Covid. L’attacco del sindacato al governo: inaccettabile il Green pass nelle mense
Il Green pass continua a dividere. Dopo il turno di ristoranti e palestre, adesso è la volta delle mense aziendali, in seguito alla precisazione sul sito di Palazzo Chigi uscita il 13 agosto in cui il governo ha specificato che la certificazione verde è obbligatoria anche nelle mense dei luoghi di lavoro, equiparandoli di fatto ai locali pubblici in cui si può mangiare al chiuso dal 6 agosto solo esibendo la prova di avvenuta vaccinazione anti-Covid.
Una posizione, quella del governo, che però non piace al fronte sindacale, preoccupato soprattutto delle «iniziative unilaterali» che alcune imprese nazionali e multinazionali stanno prendendo per adeguarsi alle «incerte disposizioni governative recenti». Essendo le mense luogo di lavoro, dicono infatti Fim, Fiom e Uilm, «non accetteremo mai nessuna disparità di trattamento fra luoghi di lavoro e mense». E di conseguenza la messa in discussione dell’accesso alle sale pasto dei lavoratori senza il Green pass.
Perciò, è il passaggio successivo, niente decisioni a senso unico.

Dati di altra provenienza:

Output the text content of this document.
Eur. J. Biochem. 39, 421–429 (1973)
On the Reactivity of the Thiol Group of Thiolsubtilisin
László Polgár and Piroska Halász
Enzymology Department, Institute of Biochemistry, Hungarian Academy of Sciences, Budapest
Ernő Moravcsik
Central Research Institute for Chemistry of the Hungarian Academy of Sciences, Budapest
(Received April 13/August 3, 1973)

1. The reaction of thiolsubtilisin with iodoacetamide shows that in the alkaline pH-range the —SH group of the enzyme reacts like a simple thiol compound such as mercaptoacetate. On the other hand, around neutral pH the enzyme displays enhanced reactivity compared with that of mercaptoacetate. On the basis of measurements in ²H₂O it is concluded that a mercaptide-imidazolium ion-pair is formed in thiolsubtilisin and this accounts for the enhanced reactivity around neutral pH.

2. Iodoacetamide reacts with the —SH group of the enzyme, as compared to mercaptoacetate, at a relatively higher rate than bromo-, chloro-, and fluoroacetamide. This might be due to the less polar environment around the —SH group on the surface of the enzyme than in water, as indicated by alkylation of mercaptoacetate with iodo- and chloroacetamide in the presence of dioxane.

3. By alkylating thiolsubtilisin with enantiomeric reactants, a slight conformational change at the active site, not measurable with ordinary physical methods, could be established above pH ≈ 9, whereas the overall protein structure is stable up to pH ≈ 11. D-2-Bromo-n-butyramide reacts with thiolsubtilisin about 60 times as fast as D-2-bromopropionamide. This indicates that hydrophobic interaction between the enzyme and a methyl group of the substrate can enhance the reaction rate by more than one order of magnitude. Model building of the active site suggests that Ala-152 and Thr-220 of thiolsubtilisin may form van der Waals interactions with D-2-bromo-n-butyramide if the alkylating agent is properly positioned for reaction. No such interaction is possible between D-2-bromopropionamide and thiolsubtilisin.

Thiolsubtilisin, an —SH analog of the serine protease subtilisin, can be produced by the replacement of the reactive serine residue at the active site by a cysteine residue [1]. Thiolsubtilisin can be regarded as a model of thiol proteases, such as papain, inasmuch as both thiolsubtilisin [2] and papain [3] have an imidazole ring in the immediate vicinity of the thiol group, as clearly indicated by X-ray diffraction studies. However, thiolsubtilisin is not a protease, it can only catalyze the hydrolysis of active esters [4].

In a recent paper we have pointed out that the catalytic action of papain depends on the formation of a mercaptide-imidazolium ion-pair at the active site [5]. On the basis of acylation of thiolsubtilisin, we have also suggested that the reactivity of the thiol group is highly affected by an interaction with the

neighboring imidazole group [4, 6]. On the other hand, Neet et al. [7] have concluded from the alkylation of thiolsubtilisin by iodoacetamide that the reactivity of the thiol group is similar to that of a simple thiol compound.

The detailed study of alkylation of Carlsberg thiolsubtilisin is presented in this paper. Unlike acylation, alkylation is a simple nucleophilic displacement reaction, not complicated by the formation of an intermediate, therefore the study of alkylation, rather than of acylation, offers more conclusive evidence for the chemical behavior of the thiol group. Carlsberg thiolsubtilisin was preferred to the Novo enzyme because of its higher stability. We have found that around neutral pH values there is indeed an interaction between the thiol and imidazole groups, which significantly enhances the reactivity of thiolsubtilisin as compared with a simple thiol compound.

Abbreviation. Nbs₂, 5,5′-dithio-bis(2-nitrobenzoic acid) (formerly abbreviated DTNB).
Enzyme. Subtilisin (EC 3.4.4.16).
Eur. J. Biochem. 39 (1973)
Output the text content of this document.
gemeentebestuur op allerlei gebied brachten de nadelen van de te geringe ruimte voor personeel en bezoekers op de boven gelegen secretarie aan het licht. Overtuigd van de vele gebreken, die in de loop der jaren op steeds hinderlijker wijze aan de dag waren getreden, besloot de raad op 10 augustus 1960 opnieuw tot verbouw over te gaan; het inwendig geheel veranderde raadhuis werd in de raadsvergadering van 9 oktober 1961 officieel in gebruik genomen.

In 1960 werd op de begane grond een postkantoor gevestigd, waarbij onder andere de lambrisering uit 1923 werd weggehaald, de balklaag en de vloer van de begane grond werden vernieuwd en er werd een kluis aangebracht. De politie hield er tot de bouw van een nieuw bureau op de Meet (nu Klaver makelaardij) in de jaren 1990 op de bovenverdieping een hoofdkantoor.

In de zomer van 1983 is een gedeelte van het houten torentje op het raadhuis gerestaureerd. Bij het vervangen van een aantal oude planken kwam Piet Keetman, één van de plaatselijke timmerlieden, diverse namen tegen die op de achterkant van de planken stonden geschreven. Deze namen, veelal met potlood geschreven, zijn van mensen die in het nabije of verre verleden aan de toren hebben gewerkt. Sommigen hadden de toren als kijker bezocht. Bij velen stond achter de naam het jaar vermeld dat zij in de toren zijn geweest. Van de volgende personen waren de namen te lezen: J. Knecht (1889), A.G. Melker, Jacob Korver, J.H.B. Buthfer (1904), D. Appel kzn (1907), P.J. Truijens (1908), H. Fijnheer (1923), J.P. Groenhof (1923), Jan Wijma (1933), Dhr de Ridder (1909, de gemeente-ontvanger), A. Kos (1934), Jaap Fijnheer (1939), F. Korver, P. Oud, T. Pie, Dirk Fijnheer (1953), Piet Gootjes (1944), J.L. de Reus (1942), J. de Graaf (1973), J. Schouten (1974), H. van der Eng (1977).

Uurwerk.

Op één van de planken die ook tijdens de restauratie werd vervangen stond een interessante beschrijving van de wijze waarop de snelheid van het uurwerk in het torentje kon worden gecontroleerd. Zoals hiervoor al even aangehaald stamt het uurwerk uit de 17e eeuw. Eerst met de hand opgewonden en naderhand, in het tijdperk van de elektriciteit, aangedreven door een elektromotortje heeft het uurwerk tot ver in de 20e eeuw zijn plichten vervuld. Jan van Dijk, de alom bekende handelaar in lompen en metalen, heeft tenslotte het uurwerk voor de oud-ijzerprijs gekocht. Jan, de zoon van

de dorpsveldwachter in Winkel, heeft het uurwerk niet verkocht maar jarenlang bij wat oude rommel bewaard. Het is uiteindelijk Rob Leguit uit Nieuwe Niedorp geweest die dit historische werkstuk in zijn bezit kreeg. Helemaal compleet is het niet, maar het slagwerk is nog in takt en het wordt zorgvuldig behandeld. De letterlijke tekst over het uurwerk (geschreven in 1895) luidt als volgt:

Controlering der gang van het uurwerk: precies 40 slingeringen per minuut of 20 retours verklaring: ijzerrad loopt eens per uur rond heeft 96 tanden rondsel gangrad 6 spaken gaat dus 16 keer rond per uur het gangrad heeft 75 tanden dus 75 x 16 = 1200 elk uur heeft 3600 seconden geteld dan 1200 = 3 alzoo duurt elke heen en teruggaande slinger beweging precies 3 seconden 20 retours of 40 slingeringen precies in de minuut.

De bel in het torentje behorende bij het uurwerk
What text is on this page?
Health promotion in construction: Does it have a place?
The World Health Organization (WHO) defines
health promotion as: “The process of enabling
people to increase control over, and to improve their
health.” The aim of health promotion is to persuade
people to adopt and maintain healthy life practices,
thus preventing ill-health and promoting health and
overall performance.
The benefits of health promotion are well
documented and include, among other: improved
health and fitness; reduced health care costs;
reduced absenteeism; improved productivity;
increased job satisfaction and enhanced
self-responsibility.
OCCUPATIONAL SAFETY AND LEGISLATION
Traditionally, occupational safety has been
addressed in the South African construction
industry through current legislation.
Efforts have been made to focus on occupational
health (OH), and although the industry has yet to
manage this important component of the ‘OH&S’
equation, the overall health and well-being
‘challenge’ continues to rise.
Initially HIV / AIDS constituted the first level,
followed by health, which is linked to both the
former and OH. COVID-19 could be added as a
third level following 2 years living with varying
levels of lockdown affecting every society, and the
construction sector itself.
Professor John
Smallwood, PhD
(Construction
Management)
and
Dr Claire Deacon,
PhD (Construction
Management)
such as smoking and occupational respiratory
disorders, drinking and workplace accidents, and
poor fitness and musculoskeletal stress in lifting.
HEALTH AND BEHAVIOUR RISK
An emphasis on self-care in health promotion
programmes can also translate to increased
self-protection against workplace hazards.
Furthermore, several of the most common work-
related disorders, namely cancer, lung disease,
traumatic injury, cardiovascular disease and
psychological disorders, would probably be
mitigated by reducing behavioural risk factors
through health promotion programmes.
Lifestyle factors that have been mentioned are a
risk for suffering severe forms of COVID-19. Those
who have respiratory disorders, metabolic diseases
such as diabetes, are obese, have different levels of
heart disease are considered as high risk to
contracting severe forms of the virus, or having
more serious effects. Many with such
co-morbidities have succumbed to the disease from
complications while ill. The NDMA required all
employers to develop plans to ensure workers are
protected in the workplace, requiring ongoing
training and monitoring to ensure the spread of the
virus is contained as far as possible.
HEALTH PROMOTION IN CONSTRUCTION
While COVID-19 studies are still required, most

Anche perché pur condividendo l’obiettivo di completare la campagna vaccinale, i sindacati considerano queste iniziative «in contrasto con lo spirito di confronto e partecipazione» che si è visto con la scrittura di Protocolli nazionali e aziendali.
Ad essere «inaccettabile» infatti, secondo le sigle sindacali, è innanzitutto «la mancanza di chiarezza normativa e la confusione generata dalla comunicazione governativa in assenza di provvedimenti chiari, con il rischio di generare contenziosi, discriminazioni, differenze di trattamento su materie così delicate». Quindi alle «iniziative unilaterali delle imprese», le tute blu di Cgil, Cisl e Uil rispondono «con la contrattazione e con la richiesta di convocare i comitati Covid in ogni azienda, perché non possono essere messi in contrapposizione i diritti ma bisogna trovare soluzioni che riducano al minimo possibile i rischi sui luoghi di lavoro». Ma soprattutto chiedono al governo di «agire subito».
Sulla stessa lunghezza d’onda i sindacati di polizia e delle forze armate, che in una lettera aperta al presidente del Consiglio Mario Draghi e ai ministri dell’Interno, Difesa, Economia e Giustizia hanno espresso «forti perplessità» sull’obbligo di accedere alle mense di servizio con il Green pass. «È notorio – spiegano Siulp, Siap, Fns Cisl, Sinafi e Siamo – che le occasioni di contatto, anche prolungato, non siano riscontrabili soltanto nei locali adibiti a mensa di servizio, ma soprattutto nei luoghi abituali di lavoro, nelle camerate, negli alloggi di servizio e, non da ultimo, nei penitenziari sovraffollati».
Al coro si unisce anche l’Osapp (Organizzazione sindacale autonoma polizia penitenziaria) che definisce «privo di senso» l’obbligo di Green pass nelle mense e sulla questione ha scritto al capo del Dap e al direttore generale del personale e delle risorse umane parlando di come «la misura risulterebbe del tutto inadeguata e superficiale», oltre al fatto che potrebbe «costituire l’ennesimo fattore destinato a incrementare il disagio lavorativo del personale».
Il tema dell’obbligo vaccinale nei luoghi di lavoro non è di questi giorni e non ha mancato nelle scorse settimane di alimentare polemiche. La discussione è iniziata a fine luglio con Cgil, Cisl e Uil che hanno sempre insistito sul fatto che i Protocolli di sicurezza «vanno rispettati», che serve «una legge» ad hoc, che bisogna «capire chi paga il costo dei tamponi per i lavoratori non vaccinati».
Del resto sul fronte politico i segnali non sembrano essere più incoraggianti: se da un lato alcuni pezzi della maggioranza continuano a svilire il ruolo dello strumento – come Matteo Salvini che in Sicilia ha detto chiaramente che «non si può chiedere il Green pass per andare in pizzeria, in spiaggia e in piscina e poi far sbarcare migliaia di persone da Paesi dove il vaccino non esiste» – dall’altro altri tasselli della stessa maggioranza tipo Italia Viva ne chiedono «un’estensione». Voci che si intrecciano con quelle dei rappresentanti di governo, come il sottosegretario alla Salute Andrea Costa che difende lo strumento del Green pass: è «una garanzia» per permettere di tenere aperti e definisce, secondo la stessa logica, anche «un errore» mantenere chiuse le discoteche.